The Marlins reportedly have offered $35 million over three years, the largest per-season contract in team history. The Mets could exceed it despite signing pitcher Pedro Martinez and outfielder Carlos Beltran.
Delgado has averaged 36 homers and 114 RBIs over nine seasons. He had 32 homers and 99 RBIs last year despite missing 34 games.
The Orioles want to plug Delgado into the middle of their lineup, and it's believed that he favors them over the remaining teams if the money is right. They continue to explore trades and haven't eliminated free-agent outfielder Magglio Ordonez from consideration, though they'll wait until he begins performing baseball-related activities and they can obtain more information on the condition of his left knee.

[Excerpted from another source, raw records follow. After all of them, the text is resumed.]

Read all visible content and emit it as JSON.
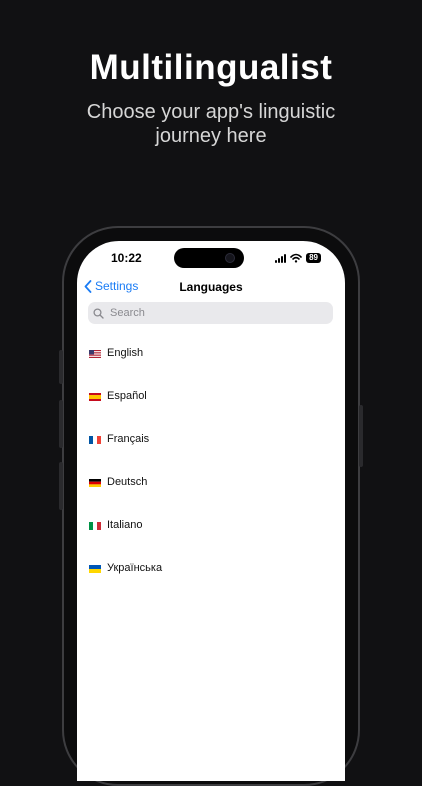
{
  "promo": {
    "title": "Multilingualist",
    "subtitle": "Choose your app's linguistic journey here"
  },
  "status_bar": {
    "time": "10:22",
    "battery": "89"
  },
  "nav": {
    "back_label": "Settings",
    "title": "Languages"
  },
  "search": {
    "placeholder": "Search"
  },
  "languages": [
    {
      "label": "English",
      "flag": "us-flag-icon"
    },
    {
      "label": "Español",
      "flag": "spain-flag-icon"
    },
    {
      "label": "Français",
      "flag": "france-flag-icon"
    },
    {
      "label": "Deutsch",
      "flag": "germany-flag-icon"
    },
    {
      "label": "Italiano",
      "flag": "italy-flag-icon"
    },
    {
      "label": "Українська",
      "flag": "ukraine-flag-icon"
    }
  ],
  "colors": {
    "background": "#111113",
    "accent": "#1a7cf5",
    "screen": "#ffffff"
  }
}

Meanwhile, the fan base remains restless, with the only outside additions to the club being reliever Steve Kline and utility infielder Chris Gomez. Pitcher James Baldwin and infielder Chris Stynes signed minor league contracts.
Meanwhile, the team has reached agreement with outfielder Luis Matos on a one-year, $1,025,000 contract and an announcement is expected today.
Matos, who earned $975,000 in the 2004 season when injuries limited him to 89 games, will also receive $50,000 bonuses for 450, 500, 550 and 600 plate appearances.
The Orioles also are close to re-signing Jerry Hairston.